Prime Minister Narendra Modi is holding a meeting Thursday to consider a roadmap from a panel of Secretaries by which profitable PSUs will be asked to revive closed-down urea plants of Hindustan Fertiliser Corporation (HFC) and Fertiliser Corporation of India (FCI).
This is a sharp departure from the Cabinet decision last year to restart FCI’s Sindri and Gorakhpur and HFC’s Barauni units by roping in private firms to bid for them.
On March 15, Niti Aayog chief executive officer Amitabh Kant made it clear at a meeting of Secretaries that “financially sound PSUs NTPC, Oil & Natural Gas Corp and CIL should be mandated to revive these units as has been decided at the highest level.”
Incidentally, these three closed urea units were among eight closed by the previous NDA government following Cabinet approval on September 5, 2002 even as the Sindri plant was fully utilising its production capacity and was given the “Best Production” award after coming out of the sick category.
Sources said the onus to revive the sick units fell on PSUs following “poor response” of the investors to an auction for Sindri and Gorakhpur after a Request for Quotation (RFQ) was floated last September seeking private sector interest.
For each location, FCI was to provide land and infrastructure for 33 years to the successful bidder for a fee payable in four yearly instalments. The investor would have to set up a 1.27- million-tonne plant (initial cost estimate: Rs 6,000 crore) and share the annual revenue with FCI irrespective of its profit or loss.
“In view of single response against each RFQ, the bidding process was cancelled…In spite of several decisions of the Empowered Committee to attract investors, the RFQ for revival of these units were not successful and it is apprehended that investors’ response may remain subdued even after making the terms and conditions more attractive,” the Fertiliser Secretary said at the meeting, according to records accessed by The Indian Express.

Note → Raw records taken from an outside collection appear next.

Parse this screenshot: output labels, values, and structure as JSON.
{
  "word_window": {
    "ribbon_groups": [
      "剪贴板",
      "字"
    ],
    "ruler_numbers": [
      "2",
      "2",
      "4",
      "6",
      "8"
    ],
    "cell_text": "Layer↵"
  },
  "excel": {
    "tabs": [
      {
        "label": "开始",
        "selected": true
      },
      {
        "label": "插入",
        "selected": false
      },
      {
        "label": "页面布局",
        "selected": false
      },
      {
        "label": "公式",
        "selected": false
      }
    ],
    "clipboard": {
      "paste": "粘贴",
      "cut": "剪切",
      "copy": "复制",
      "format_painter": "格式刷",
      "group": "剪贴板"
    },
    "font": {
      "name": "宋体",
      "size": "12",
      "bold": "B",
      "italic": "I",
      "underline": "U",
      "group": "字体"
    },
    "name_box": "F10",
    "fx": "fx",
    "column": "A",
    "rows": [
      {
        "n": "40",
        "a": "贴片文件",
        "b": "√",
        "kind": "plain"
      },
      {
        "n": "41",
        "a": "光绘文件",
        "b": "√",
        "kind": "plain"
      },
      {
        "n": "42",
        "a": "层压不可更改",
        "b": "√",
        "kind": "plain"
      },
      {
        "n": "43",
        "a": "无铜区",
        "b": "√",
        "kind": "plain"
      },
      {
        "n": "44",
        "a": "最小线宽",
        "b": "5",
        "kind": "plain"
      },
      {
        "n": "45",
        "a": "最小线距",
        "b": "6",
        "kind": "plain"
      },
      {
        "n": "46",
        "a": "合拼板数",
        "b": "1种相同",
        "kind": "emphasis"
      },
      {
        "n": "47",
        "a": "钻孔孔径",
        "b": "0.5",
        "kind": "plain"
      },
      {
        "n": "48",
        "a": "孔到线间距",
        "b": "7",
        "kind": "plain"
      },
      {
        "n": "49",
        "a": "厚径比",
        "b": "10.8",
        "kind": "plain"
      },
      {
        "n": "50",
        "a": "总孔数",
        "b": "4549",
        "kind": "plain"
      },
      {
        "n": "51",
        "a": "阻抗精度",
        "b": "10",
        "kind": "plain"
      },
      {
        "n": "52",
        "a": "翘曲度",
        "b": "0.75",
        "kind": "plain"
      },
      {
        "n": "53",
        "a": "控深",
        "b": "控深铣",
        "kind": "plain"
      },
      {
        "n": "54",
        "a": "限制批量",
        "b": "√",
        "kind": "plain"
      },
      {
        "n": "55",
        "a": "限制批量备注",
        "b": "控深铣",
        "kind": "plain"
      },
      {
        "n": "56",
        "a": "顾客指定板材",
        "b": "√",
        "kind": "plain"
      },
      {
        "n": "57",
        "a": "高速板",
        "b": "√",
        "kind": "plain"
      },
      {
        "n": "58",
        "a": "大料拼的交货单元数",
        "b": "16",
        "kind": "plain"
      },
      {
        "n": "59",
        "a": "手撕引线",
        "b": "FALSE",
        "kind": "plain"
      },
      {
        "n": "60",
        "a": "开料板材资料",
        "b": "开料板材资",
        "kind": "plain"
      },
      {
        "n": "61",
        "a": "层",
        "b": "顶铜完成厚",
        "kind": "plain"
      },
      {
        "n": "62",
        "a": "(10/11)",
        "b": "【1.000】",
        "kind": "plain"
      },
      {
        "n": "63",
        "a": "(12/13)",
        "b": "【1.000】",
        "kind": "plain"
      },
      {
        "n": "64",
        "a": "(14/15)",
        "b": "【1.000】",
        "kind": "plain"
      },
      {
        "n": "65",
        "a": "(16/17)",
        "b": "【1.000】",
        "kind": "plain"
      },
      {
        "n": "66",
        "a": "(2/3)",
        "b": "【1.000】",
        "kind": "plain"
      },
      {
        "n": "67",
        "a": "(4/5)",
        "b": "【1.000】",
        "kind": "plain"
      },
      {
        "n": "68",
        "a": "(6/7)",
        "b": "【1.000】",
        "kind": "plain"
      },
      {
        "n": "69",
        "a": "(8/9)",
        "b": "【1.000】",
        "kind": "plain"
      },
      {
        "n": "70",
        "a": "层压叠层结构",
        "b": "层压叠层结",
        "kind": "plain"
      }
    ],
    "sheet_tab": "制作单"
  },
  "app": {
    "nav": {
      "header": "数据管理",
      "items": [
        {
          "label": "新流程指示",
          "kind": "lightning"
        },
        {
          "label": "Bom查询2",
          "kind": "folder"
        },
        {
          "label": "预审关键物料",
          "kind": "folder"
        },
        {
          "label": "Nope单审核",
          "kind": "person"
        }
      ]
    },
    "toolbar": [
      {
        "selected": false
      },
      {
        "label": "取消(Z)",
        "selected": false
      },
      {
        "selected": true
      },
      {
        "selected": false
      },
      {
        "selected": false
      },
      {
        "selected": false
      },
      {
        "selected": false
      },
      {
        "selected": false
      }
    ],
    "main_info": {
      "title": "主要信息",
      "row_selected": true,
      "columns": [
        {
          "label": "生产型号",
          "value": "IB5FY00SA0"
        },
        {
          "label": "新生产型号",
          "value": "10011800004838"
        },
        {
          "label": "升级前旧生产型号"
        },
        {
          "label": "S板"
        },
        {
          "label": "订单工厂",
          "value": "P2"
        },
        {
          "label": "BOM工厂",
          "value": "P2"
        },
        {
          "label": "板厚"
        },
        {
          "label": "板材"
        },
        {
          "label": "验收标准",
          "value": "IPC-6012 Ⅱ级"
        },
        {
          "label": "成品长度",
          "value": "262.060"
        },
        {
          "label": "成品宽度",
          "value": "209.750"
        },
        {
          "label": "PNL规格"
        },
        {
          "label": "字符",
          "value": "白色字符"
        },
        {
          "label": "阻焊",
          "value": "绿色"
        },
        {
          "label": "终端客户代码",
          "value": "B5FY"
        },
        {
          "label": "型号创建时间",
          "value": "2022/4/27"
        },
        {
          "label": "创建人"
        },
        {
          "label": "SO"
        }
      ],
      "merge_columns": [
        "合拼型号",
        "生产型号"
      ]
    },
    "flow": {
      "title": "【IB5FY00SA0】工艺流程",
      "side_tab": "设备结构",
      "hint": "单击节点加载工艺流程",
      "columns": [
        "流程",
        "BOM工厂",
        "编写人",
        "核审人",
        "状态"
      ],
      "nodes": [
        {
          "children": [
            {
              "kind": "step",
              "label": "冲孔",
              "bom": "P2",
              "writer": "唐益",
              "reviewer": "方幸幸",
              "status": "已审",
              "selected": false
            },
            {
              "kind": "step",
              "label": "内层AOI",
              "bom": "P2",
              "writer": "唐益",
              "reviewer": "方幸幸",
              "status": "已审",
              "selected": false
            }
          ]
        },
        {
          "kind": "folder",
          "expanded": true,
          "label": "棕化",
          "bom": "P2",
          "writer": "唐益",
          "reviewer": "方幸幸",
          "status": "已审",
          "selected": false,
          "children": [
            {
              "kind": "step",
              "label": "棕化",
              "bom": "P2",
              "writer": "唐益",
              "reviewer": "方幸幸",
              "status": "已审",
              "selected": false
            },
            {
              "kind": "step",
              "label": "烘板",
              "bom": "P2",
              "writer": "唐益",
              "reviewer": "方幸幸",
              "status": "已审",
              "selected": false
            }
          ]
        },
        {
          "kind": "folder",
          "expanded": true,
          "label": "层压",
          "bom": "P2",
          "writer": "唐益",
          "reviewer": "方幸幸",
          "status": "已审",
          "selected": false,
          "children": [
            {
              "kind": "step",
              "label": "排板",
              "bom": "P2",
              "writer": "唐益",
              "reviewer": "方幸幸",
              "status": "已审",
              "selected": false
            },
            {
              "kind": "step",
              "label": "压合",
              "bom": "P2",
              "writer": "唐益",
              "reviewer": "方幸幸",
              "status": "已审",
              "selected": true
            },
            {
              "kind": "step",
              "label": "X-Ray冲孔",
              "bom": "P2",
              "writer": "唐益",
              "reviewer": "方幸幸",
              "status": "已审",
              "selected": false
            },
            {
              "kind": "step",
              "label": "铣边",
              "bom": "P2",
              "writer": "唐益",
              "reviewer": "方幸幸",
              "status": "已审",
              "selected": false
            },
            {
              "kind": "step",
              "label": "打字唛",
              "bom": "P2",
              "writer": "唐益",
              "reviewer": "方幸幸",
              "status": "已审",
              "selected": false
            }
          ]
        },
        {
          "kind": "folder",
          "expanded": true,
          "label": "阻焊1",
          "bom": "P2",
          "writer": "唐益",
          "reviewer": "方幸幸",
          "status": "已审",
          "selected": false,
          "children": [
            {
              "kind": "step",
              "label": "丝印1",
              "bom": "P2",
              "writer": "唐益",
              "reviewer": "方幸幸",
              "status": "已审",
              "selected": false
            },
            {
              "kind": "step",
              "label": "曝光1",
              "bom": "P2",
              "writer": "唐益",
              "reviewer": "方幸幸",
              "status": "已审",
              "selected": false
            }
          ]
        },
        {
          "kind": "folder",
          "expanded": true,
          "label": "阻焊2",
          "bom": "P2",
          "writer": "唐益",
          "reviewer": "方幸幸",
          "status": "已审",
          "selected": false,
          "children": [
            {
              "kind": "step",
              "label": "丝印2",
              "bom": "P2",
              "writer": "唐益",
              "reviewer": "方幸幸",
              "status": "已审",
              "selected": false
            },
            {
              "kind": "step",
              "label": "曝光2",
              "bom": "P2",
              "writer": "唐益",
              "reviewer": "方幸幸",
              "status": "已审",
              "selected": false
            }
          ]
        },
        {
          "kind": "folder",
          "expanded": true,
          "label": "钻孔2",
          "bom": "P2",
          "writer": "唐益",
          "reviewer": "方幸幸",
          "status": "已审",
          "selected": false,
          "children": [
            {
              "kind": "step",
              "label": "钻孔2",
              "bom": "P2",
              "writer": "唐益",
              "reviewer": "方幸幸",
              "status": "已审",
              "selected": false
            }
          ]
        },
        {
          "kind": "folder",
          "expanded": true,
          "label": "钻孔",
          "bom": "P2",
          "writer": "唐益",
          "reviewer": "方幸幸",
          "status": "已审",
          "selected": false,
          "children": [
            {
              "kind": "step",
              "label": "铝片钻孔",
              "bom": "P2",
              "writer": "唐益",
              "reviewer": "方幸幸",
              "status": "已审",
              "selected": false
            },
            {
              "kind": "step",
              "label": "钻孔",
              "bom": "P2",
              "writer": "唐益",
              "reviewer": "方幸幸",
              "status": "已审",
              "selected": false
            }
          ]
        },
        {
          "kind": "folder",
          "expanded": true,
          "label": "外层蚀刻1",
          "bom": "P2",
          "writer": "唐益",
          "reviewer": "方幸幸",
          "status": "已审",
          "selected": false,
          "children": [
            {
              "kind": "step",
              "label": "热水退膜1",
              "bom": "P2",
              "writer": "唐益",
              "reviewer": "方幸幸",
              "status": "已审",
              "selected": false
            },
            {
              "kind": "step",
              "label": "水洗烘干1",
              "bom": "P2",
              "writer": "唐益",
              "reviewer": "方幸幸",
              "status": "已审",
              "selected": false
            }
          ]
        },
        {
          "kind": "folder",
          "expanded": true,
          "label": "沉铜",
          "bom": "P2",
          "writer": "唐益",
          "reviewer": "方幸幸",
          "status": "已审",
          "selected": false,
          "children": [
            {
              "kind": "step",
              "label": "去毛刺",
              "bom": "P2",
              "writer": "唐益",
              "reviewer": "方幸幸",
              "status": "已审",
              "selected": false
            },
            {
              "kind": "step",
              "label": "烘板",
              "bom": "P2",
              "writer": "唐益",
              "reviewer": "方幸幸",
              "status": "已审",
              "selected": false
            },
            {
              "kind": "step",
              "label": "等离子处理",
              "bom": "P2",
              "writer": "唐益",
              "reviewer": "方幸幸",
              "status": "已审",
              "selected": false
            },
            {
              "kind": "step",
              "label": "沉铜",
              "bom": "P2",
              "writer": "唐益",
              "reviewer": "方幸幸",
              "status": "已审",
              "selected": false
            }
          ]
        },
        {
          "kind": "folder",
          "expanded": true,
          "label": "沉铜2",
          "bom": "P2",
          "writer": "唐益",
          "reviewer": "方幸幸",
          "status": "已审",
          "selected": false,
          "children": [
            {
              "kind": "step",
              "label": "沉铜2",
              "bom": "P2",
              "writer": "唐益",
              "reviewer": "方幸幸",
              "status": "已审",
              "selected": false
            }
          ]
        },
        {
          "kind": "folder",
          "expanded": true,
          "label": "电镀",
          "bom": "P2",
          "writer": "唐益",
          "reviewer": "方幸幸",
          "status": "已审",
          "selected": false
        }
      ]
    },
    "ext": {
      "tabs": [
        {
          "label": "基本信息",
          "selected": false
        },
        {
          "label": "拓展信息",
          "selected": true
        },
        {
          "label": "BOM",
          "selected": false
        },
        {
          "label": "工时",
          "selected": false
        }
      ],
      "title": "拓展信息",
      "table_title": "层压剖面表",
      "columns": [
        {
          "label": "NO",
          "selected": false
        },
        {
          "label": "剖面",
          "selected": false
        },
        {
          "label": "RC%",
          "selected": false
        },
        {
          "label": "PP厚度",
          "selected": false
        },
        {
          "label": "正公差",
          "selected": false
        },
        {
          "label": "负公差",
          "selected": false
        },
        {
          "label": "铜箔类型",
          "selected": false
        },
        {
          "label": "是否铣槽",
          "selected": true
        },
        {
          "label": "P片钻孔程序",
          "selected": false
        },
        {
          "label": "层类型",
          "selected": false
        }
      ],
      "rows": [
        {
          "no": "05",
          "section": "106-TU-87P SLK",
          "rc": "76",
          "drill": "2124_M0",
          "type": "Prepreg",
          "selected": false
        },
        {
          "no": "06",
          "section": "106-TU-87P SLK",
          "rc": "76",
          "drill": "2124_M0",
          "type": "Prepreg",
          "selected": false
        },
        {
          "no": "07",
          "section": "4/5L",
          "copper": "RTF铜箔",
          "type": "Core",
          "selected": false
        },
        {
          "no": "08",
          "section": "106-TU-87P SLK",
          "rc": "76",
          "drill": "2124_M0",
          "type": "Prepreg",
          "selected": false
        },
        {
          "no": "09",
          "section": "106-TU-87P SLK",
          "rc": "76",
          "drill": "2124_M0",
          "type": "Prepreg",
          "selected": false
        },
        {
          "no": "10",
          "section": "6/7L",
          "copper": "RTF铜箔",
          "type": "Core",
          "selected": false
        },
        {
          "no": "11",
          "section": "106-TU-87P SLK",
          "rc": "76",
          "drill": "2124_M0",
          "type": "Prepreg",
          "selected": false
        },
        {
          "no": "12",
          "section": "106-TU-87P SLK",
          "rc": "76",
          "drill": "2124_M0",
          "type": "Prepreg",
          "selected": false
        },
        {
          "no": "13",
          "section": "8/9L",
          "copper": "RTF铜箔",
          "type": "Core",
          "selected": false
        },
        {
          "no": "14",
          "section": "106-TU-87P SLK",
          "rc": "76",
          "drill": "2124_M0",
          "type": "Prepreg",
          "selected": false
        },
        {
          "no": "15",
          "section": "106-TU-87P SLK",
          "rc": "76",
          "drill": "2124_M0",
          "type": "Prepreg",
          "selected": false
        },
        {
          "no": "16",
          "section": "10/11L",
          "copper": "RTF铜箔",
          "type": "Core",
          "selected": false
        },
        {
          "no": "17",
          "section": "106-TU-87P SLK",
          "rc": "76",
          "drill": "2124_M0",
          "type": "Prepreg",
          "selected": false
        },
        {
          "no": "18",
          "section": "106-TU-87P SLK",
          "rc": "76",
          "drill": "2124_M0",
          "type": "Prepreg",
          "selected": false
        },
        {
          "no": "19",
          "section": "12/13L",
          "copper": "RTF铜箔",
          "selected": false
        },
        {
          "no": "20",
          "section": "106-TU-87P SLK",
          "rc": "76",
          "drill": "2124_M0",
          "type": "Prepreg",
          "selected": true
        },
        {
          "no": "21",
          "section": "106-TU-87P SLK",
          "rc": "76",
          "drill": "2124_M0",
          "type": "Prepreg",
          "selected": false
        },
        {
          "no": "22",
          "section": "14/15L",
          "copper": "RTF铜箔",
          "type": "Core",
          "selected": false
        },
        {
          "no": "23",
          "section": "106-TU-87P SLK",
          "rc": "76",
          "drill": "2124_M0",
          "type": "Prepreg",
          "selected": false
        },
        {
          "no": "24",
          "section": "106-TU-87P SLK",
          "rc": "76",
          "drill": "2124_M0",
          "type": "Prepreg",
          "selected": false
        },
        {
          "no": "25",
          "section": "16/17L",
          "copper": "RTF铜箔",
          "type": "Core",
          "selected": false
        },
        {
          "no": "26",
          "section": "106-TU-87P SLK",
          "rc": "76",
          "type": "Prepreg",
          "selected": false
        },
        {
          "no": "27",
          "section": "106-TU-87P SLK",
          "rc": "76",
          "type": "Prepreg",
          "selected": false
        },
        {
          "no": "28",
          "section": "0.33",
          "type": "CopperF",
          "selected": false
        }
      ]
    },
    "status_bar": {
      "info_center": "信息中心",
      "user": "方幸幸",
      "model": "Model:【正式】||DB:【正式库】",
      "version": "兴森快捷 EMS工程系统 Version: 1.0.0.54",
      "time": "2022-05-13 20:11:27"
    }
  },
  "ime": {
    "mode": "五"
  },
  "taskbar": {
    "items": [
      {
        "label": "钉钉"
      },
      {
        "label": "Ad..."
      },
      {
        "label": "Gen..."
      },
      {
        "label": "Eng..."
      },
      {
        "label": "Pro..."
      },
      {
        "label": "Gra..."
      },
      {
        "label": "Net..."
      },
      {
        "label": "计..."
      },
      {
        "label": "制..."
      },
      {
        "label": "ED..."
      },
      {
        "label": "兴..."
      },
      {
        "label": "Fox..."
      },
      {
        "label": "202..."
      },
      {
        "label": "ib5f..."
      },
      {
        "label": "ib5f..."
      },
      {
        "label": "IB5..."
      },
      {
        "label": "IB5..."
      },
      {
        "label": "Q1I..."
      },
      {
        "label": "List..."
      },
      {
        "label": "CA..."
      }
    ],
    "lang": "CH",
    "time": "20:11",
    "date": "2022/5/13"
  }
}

The idea now is to provide “assured market and additional concessions” for these plants so that the “PSUs do not face any viability issues and their investments are fully protected.”
While deciding that the revival scheme would be “fast tracked,” Niti Aayog wants Department of Fertilisers to prepare “detailed information brochure of each unit highlighting all the assets including its land and other infrastructure, the required investment, the expected returns on investment and other supports to be provided by the government.”
Another concession being talked about is viability gap funding to GAIL Ltd in pumping Rs 8,000 crore for the first phase of Jagdishpur (Uttar Pradesh)-Haldia (West Bengal) pipeline project that would feed natural gas to these three plants.
GAIL, however, wants the Centre to provide “capital grant/compensation on loss of revenue due to less utilization of the pipeline network during the early years of its operation.”
GAIL also wants the Centre to direct the Petroleum & Natural Gas Regulatory Board to take a lenient stand while fixing transportation tariff on grounds of securing equitable distribution and adequate availability of gas in public interest.
NDA’s revival proposal is borrowed from UPA’s approval in April 2007 to restart all eight plants. An Empowered Committee of Secretaries recommended the revival of FCI’s Sindri, Ramagundam and Talchar units on nomination and the rest via open bidding process.
On March 31 last year, the NDA Cabinet approved the revival of HFC’s Barauni and FCI’s Gorakhpur both non-operational since 2004. This was followed two months later by a similar approval to restart the Sindri plant that last produced urea in 2002.
Besides Niti Aayog officials, the March 15 meeting was attended by officials of Finance, Fertiliser, Coal, Petroleum and Power along with GAIL and NTPC officers.